Ross Mirkarimi Gets Prisoners to Vote
And why shouldn't he want this, considering it was San Francisco prisoners who vociferously backed the embattled sheriff during his domestic violence drama that nearly cost him his job?
According to the Sheriff's Department, it has already registered some 400 inmates as of Friday, noting this is the first step to reintegrating this group back into society.
The Sheriff's Department Prisoner Legal Services program and the Department of Elections has made San Francisco the leader in inmate voter registration in California, having registered thousands in the last five elections, Mirkarimi says.
"We are committed to breaking down the barriers to anyone who wants to exercise their right to vote," Mirkarimi said in a statement. "We believe that facilitating a person's right to vote engenders a sense of responsibility and inclusion."
Strangely enough, prisoners just might have accounted for the highest voter tunrout of any group during the last election, with 90 percent of registered voters showing up to the polls in Nov. 2011, according to the sheriff.

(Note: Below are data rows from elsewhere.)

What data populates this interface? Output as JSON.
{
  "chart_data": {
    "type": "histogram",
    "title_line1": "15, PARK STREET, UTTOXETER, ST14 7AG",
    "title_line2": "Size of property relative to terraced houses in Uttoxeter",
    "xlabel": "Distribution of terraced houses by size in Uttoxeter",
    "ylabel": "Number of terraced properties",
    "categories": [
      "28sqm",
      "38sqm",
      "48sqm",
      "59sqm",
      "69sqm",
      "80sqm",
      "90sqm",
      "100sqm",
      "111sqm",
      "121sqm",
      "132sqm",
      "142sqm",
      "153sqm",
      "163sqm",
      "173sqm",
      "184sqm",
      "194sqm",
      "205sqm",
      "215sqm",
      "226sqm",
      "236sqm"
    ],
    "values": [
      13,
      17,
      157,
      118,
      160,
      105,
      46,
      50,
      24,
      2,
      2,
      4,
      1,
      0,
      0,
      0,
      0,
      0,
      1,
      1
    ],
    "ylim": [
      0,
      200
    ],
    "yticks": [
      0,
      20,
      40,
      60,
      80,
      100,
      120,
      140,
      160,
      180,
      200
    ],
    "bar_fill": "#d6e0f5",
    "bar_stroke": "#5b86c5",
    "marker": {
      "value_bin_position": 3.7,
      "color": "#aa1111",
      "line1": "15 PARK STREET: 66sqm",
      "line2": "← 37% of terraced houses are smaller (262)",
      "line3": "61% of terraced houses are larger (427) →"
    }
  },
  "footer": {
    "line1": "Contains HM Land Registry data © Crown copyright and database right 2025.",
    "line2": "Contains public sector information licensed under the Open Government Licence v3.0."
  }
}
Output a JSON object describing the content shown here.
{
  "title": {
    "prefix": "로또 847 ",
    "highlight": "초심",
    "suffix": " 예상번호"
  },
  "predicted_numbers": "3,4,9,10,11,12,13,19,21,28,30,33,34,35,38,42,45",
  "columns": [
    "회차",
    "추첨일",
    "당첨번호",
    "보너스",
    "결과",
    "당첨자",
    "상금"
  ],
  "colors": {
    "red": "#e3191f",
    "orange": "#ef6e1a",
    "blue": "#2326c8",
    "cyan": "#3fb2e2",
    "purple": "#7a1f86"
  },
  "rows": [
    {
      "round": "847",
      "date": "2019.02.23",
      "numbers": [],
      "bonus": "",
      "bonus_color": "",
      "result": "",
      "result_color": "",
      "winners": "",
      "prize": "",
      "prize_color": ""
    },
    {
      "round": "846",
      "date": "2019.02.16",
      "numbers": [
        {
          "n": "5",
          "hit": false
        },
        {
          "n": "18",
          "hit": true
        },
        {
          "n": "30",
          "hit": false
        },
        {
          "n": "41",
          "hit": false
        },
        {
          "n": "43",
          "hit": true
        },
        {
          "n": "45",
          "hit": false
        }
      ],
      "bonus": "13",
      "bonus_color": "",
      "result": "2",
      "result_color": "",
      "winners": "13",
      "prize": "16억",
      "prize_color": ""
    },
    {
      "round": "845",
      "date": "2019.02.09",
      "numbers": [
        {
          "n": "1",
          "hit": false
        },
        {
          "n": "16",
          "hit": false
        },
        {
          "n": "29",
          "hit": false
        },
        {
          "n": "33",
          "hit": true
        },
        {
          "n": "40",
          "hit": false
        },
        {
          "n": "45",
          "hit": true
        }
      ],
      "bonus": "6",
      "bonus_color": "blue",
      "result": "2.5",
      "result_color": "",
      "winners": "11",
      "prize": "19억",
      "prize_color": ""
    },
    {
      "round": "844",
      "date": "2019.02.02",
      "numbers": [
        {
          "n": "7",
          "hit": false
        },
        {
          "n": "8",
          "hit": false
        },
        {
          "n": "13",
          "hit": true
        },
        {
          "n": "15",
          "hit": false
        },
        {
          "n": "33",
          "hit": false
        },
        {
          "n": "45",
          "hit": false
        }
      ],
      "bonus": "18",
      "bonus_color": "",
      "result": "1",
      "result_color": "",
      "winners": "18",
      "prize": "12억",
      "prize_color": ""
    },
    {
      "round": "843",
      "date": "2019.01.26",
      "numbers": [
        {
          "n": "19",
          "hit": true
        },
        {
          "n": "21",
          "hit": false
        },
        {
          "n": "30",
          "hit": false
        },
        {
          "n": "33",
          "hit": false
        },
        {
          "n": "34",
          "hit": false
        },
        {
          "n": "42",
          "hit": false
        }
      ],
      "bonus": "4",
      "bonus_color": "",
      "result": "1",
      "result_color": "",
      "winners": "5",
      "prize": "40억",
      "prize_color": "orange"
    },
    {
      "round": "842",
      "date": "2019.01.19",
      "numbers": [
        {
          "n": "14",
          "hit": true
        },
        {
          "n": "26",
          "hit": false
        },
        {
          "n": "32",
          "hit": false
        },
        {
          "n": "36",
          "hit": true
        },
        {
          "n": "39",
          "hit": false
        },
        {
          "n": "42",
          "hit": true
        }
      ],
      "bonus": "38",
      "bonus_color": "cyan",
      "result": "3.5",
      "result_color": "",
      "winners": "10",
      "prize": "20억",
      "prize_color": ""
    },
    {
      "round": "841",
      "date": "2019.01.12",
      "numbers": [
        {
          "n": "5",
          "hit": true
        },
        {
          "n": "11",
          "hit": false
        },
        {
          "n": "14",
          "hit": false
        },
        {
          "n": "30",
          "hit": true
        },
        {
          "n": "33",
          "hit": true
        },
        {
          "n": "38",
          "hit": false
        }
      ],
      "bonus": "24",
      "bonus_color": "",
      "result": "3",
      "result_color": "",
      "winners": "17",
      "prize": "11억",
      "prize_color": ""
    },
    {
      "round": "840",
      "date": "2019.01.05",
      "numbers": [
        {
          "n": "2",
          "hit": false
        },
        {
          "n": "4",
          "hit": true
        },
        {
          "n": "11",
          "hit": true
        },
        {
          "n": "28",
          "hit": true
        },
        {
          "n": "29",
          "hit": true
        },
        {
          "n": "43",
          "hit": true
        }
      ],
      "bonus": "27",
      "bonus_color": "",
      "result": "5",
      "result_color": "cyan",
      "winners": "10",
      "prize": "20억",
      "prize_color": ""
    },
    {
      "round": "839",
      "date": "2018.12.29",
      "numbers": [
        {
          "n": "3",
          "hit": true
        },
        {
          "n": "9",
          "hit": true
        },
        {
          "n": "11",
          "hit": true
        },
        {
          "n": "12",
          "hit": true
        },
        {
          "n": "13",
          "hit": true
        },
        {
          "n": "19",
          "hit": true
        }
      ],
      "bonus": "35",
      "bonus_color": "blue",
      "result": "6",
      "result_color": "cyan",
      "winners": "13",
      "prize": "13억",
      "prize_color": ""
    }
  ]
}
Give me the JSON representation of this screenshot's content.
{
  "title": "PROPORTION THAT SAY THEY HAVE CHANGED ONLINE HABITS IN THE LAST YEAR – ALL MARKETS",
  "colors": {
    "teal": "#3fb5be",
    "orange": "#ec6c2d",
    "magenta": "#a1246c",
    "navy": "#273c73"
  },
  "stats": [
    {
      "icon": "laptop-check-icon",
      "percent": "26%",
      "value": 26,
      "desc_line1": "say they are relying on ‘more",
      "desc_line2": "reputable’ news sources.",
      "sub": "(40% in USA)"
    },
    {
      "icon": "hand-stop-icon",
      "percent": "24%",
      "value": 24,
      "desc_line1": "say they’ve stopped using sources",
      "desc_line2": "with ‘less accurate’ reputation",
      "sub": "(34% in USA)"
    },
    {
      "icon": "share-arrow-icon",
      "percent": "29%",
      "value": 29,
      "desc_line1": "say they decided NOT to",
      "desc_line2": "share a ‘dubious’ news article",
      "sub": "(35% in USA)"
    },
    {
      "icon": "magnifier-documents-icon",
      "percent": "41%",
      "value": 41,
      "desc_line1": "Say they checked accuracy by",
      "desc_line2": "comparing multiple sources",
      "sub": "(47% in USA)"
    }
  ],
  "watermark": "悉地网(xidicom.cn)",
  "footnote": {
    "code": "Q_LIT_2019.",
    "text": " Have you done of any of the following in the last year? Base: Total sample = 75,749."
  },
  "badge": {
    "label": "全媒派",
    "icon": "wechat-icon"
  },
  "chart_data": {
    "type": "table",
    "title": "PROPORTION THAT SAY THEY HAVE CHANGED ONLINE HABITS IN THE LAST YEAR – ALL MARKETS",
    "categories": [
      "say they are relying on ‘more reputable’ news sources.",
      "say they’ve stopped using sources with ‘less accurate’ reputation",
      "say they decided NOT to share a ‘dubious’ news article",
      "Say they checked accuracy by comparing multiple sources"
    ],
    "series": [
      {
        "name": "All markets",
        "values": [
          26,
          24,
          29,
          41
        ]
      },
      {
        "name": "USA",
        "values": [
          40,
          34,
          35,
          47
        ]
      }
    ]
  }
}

Mirkarimi isn't the only one fighting for prisoners' voting rights. In May the ACLU filed a case with the California Supreme Court arguing that prisoners sentenced under realignment should have the right to vote.
The law says that offenders in state prison and on parole are allowed to vote, but realignment mandates the transfer of some prisoners out of state prison and into county jails to ease overcrowding.
However, in July, the court chose not to hear the case.
"Reintegration can't just be about punishment," Scott McDonald, Santa Cruz County's chief probation officer, said in a statement on the ACLU's website. "It's also about taking responsibility and participating fully in the community. Voting encourages literacy and positive civic engagement."